Those papers make it so concrete though. HA! As if anything is concrete in this military lifestyle... Those papers make it more concrete and instead of the giant sigh of relief I knew I'd feel when he finally came home with them, I have been filled with a panic and anxiety so real I can't stand it.
I find myself throughout the day, sitting in my sweatpants and t-shirt thinking "gosh, I guess I won't be wearing sweats for the next three years!" I find myself in the kitchen, sauteing zucchini, wondering if they have that in Okinawa. I debate buying the chicken rotisserie I want now, not knowing if I can buy whole chickens in Okinawa because I think of them as more a seafood eating people and have heard nightmares about meats at the commissary. I knew there were bigger issues I'd face, but the everyday wondering is exhausting.

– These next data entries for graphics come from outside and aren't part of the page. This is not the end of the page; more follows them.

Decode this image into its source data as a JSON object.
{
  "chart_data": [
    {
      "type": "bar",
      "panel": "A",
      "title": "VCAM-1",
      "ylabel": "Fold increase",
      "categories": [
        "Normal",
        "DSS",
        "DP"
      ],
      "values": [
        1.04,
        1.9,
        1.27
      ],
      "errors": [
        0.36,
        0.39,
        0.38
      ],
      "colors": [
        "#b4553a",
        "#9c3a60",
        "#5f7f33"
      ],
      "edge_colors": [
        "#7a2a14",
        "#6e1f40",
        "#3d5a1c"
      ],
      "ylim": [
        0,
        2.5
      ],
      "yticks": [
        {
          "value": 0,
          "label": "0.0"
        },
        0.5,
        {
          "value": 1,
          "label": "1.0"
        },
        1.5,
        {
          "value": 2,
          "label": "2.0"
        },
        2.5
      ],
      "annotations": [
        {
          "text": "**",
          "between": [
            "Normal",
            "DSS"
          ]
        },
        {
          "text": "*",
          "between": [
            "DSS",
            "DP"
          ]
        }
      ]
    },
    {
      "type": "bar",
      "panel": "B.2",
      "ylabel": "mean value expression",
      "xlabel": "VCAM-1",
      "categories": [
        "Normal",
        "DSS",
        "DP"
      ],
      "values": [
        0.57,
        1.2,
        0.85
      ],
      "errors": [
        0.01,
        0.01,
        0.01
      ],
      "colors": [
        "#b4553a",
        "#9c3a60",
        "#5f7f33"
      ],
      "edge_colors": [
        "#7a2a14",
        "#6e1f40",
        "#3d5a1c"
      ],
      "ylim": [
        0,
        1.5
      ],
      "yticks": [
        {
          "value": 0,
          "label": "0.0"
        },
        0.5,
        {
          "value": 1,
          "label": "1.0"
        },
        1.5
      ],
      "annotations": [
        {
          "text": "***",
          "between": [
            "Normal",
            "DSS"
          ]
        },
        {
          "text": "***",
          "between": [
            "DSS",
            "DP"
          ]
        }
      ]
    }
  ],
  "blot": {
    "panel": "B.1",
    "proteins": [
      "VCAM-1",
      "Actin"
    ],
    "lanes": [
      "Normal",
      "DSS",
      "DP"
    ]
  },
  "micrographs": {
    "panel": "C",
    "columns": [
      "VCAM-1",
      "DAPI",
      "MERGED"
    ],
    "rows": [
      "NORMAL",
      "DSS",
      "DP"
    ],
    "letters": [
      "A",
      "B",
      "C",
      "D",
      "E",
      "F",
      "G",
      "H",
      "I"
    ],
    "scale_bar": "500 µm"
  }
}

The panic over having to start over with a new car and house and base housing versus living in town. The panic of only having a short time left in the states and four months of goodbyes. The fear that when I visit Nan next month, that the three days I have to spend with her are going to be our last together. The very real possibility that I won't get everything I need to get done, done and Gene will leave before me and I'll have to travel all by myself if I'm even cleared to go!
And that brings me to the nightmare stories of others' experiences. The unsolicited advice about how I'll just hate the humidity and how it rains all the time! The well meaning "but you'll love it when you get there" comments that make me want to throat punch people because everyone says that and yet I want to be allowed to grieve right now and experience the ups along with the downs on this journey.
I think of it all, and I cry.
|I even cried in barre class the other day. I just feel defeated.|
Then I get mad at myself because I know Okinawa presents itself with such a grand adventure for us. I get mad at myself for being selfish. I get mad at myself for not just focusing on the positive. I get mad, and I cry even more.
All I want to do is dream about riding my beach cruiser over to the markets and beaches. I want to dream about the trips we'll get to take and the things we'll get to see. I want to dream about stepping on foreign soil for the first time in my life and breathing the air a day ahead of all my friends and family. I want to put the unknown aside and focus on the beauty of this season of our life, but this season of our life is killing me emotionally.
I guess you only want to hear about the rainbows that come from moving overseas, but I gave up hypocrisy for Lent, and I'm keeping it real.